La malnutrición es la otra cara del hambre. Según indica la Agencia Española de Seguridad Alimentaria: un 17% de los niños que viven bajo el umbral de la pobreza sufren obesidad, el doble de quienes no tiene dificultades económicas. La crisis convierte los alimentos frescos, fruta, verdura, pescado y carne, en inaccesibles. Y la dieta de quienes menos tienen se deteriora rápidamente. Se compra poco y barato y se come mal.

La espiral de paro, escasez, desahucios y hambre atrapa cada vez a más familias. Y las demandas de ayuda para poder comer, aumentan al mismo ritmo que descienden nuestros derechos y se aplican los recortes. El Gobierno mira para otro lado y las comunidades autónomas, con considerables competencias en la materia, siguen pasando las tijeras.

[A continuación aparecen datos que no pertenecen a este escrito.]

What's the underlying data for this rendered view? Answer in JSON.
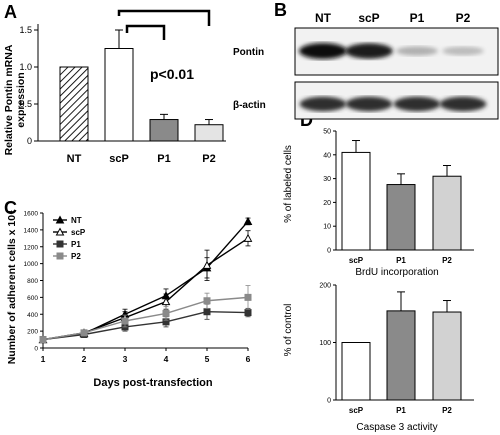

La tan cacareada “marca España” es sinónimo, como recogen recientes artículos en The Times o Le Nouvel Observateur, de pobreza y hambruna infantil.

Las causas del hambre son políticas, ya sea en el Sur o en la puerta de nuestra casa. Los alimentos no pueden ser un negocio en manos de unas pocas empresas. Comer bien implica justicia y democracia en la producción, la distribución y el consumo de alimentos. Mientras la política siga secuestrada por los mercados, la banca, el agrobusiness y tantos otros señores del Capital, ni podremos vivir en paz ni comer bien.